PRINCE Charles is to advise the NHS on the architecture of its hospitals. Excuse me?
Prince Charles had many admirable qualities but (1) he is not an architect and (2) has he ever lain for hours on a hospital trolley? Has he had to walk miles along endless corridors, getting lost on the way to the right department? Tried to sleep when racked with pain and sharing a room with five other people all of whom wheeze, cough, spit, moan and groan all through the night? Has he ever lain in bed on a sunny day with nothing but a view of a grey brick wall to look at? And has he ever tried to park, or even stop briefly, near an orthopaedic department so a granny crippled with arthritis doesn't have far to walk?
And if not, how on earth can he help with hospital design?
WHEN does dressing up turn a little girl into Lolita? Tricky one this, especially as we're coming up to peak party season. We all know little girls love playing with make-up, the more sparkly the better. In my days as a beauty editor, I would share the free samples among the neighbours' children and they would skip home, made up to the nines, every nail a different garish colour.
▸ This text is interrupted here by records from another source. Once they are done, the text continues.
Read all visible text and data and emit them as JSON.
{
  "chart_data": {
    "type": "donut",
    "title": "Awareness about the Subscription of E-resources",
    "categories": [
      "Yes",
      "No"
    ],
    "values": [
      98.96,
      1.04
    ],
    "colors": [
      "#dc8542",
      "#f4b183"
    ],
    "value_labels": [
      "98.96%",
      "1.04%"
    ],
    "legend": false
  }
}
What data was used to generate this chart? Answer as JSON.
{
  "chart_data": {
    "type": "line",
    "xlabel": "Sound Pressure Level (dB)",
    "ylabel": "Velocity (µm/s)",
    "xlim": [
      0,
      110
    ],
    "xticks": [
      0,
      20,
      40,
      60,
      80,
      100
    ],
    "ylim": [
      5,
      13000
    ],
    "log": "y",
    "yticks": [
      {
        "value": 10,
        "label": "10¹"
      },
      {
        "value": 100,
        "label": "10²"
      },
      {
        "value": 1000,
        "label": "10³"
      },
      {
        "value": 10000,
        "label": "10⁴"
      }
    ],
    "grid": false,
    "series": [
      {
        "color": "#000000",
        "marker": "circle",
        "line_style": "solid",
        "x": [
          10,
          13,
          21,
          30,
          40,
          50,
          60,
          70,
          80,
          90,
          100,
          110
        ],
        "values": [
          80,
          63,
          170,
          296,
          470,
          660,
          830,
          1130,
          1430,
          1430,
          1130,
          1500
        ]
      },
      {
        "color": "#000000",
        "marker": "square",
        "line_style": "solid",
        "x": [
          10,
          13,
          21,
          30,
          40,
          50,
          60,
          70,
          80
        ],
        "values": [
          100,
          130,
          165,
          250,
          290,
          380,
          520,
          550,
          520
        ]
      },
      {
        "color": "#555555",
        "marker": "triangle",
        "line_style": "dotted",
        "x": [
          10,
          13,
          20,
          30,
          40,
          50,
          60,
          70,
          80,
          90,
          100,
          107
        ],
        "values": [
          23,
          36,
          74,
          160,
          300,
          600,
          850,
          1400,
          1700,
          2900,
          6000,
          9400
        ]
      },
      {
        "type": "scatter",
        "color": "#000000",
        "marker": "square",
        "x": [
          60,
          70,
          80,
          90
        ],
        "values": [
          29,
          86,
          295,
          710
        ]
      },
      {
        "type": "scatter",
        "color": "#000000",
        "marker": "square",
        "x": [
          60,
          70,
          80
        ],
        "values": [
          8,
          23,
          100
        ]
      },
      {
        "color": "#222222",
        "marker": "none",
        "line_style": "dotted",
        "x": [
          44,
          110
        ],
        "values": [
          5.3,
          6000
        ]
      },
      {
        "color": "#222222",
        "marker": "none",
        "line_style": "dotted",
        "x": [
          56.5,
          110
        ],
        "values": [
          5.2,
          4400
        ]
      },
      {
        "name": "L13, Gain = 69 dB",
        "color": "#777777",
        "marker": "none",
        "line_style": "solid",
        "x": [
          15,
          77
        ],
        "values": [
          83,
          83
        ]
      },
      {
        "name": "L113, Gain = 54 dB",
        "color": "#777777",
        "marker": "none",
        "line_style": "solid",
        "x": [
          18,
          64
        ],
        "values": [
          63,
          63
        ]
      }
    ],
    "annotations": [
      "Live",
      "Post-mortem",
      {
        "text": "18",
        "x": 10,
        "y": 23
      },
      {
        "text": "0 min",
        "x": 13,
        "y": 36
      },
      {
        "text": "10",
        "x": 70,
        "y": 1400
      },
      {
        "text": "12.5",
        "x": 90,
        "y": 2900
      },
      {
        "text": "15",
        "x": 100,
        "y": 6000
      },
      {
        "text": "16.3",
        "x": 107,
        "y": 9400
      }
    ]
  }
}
But regular make-up for little girls? It's a growing trend. Latest is from a company called Miss Molly which promises peelable nail varnish, sparkly hair colour, glittery gel. It's all cheerfully childish. But then you see the Fruit Kisser Lip Gloss and there's that niggle of uncertainty again.
The line between childhood and adulthood is getting ever more blurred. Eleven-year-old mothers are hardly news these days. We know little girls read magazines, listen to music, watch television programmes that in earlier generations would have been X-rated. We wring our hands as if we are powerless to prevent it.
Meanwhile, supermarkets and chain stores sell pre-teen bras. Even Marks & Spencers stock T-shirts for seven-year-olds with "Wild Kitten" displayed over tiny pre-pubescent chests.
All of it separately is innocent enough. But the cumulative effect is different. It is subtly but determinedly pushing little girls closer into being sexual beings.
Little girls grow up all too quickly already. Should we really be encouraging them to do it even sooner?
THE Kilshaws - who fled across America with twin babies they'd bought over the internet - are in Europe. They are looking for a baby to adopt, ideally a sister for their two young sons. They are said to be considering getting a baby from Afghanistan.
The Government is trying to tighten the laws on adopting babies from foreign countries. Let's hope they get there before the Kilshaws do.
KATE Winslet, newly-separated from her husband, is involved with film director Sam Mendes, who seems to have worked his way through a long list of other glitzy actresses. Bit of a love rat, goes his reputation.
But no. With all his friends to choose from, who did Sam take to the Oscars? His mum.
Relax Kate - any man who takes his mum to the Oscars must be OK.